RELATED: New rights-based approach to First Nations treaty-making rolled out

“Our treaty is like a living tree,” Chief Horne said. “It will adapt to changing circumstances, as policies evolve or new rights are established by the courts.”

The constitution going before the people next month as approved by SXTA leaders has been two years in the making. The document defines who they are, where they come from and how they will be governed once out from under the Indian Act. This Shxwelméxwelh (Constitution) would be the foundation of a new national government. The new national government would oversee such matters as health, social services and child and family services.

Should 50 per cent plus one per cent of a quorum of members vote yes, the six communities will re-assume the right to govern themselves. Following the adoption of the Shxwelméxwelh (Constitution), the six villages hope to adopt a self-government agreement with the province and Canada as part of the next steps toward a full treaty.
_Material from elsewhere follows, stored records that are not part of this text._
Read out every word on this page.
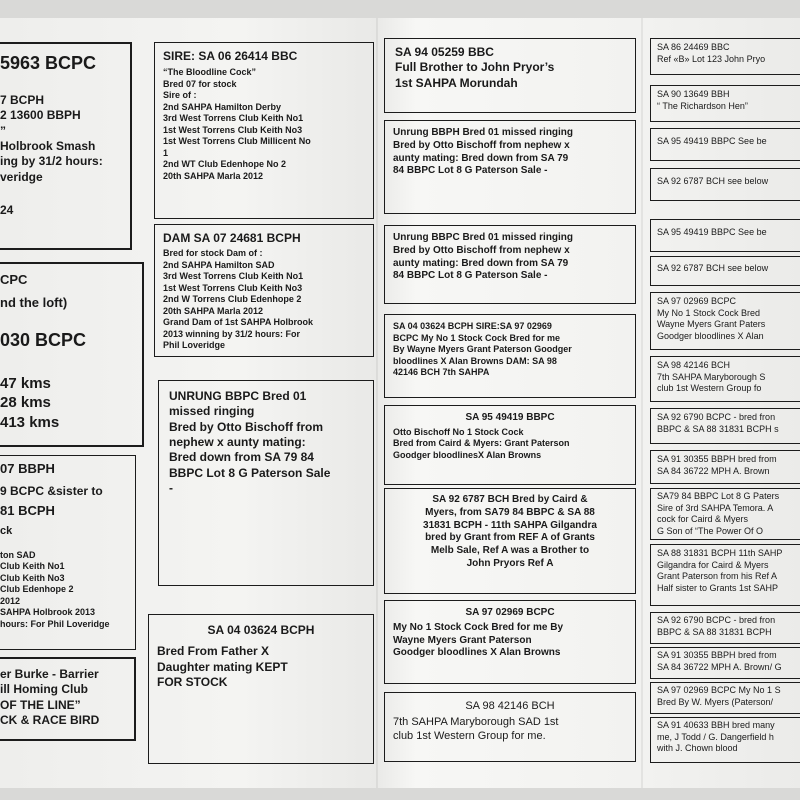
5963 BCPC
7 BCPH
2 13600 BBPH
”
Holbrook Smash
ing by 31/2 hours:
veridge
24
CPC
nd the loft)
030 BCPC
47 kms
28 kms
413 kms
07 BBPH
9 BCPC &sister to
81 BCPH
ck
ton SAD
Club Keith No1
Club Keith No3
Club Edenhope 2
2012
SAHPA Holbrook 2013
hours: For Phil Loveridge
er Burke - Barrier
ill Homing Club
OF THE LINE”
CK & RACE BIRD
SIRE: SA 06 26414 BBC
“The Bloodline Cock”
Bred 07 for stock
Sire of :
2nd SAHPA Hamilton Derby
3rd West Torrens Club Keith No1
1st West Torrens Club Keith No3
1st West Torrens Club Millicent No
1
2nd WT Club Edenhope No 2
20th SAHPA Marla 2012
DAM SA 07 24681 BCPH
Bred for stock Dam of :
2nd SAHPA Hamilton SAD
3rd West Torrens Club Keith No1
1st West Torrens Club Keith No3
2nd W Torrens Club Edenhope 2
20th SAHPA Marla 2012
Grand Dam of 1st SAHPA Holbrook
2013 winning by 31/2 hours: For
Phil Loveridge
UNRUNG BBPC Bred 01
missed ringing
Bred by Otto Bischoff from
nephew x aunty mating:
Bred down from SA 79 84
BBPC Lot 8 G Paterson Sale
-
SA 04 03624 BCPH
Bred From Father X
Daughter mating KEPT
FOR STOCK
SA 94 05259 BBC
Full Brother to John Pryor’s
1st SAHPA Morundah
Unrung BBPH Bred 01 missed ringing
Bred by Otto Bischoff from nephew x
aunty mating: Bred down from SA 79
84 BBPC Lot 8 G Paterson Sale -
Unrung BBPC Bred 01 missed ringing
Bred by Otto Bischoff from nephew x
aunty mating: Bred down from SA 79
84 BBPC Lot 8 G Paterson Sale -
SA 04 03624 BCPH SIRE:SA 97 02969
BCPC My No 1 Stock Cock Bred for me
By Wayne Myers Grant Paterson Goodger
bloodlines X Alan Browns DAM: SA 98
42146 BCH 7th SAHPA
SA 95 49419 BBPC
Otto Bischoff No 1 Stock Cock
Bred from Caird & Myers: Grant Paterson
Goodger bloodlinesX Alan Browns
SA 92 6787 BCH Bred by Caird &
Myers, from SA79 84 BBPC & SA 88
31831 BCPH - 11th SAHPA Gilgandra
bred by Grant from REF A of Grants
Melb Sale, Ref A was a Brother to
John Pryors Ref A
SA 97 02969 BCPC
My No 1 Stock Cock Bred for me By
Wayne Myers Grant Paterson
Goodger bloodlines X Alan Browns
SA 98 42146 BCH
7th SAHPA Maryborough SAD 1st
club 1st Western Group for me.
SA 86 24469 BBC
Ref «B» Lot 123 John Pryo
SA 90 13649 BBH
“ The Richardson Hen”
SA 95 49419 BBPC See be
SA 92 6787 BCH see below
SA 95 49419 BBPC See be
SA 92 6787 BCH see below
SA 97 02969 BCPC
My No 1 Stock Cock Bred
Wayne Myers Grant Paters
Goodger bloodlines X Alan
SA 98 42146 BCH
7th SAHPA Maryborough S
club 1st Western Group fo
SA 92 6790 BCPC - bred fron
BBPC & SA 88 31831 BCPH s
SA 91 30355 BBPH bred from
SA 84 36722 MPH A. Brown
SA79 84 BBPC Lot 8 G Paters
Sire of 3rd SAHPA Temora. A
cock for Caird & Myers
G Son of “The Power Of O
SA 88 31831 BCPH 11th SAHP
Gilgandra for Caird & Myers
Grant Paterson from his Ref A
Half sister to Grants 1st SAHP
SA 92 6790 BCPC - bred fron
BBPC & SA 88 31831 BCPH
SA 91 30355 BBPH bred from
SA 84 36722 MPH A. Brown/ G
SA 97 02969 BCPC My No 1 S
Bred By W. Myers (Paterson/
SA 91 40633 BBH bred many
me, J Todd / G. Dangerfield h
with J. Chown blood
To see the Shxwelméxwelh (Constitution), visit the website www.sxta.bc.ca/constitution. The governance structure is described at www.sxta.bc.ca/constitution/governance. You can also obtain a copy of the Shxwelméxwelh (Constitution) by emailing outreach@sxta.bc.ca or calling 604-824-3281.

The six Stó:lō Xwexwílmexw communities consist of approximately 1,500 members throughout the Fraser Valley.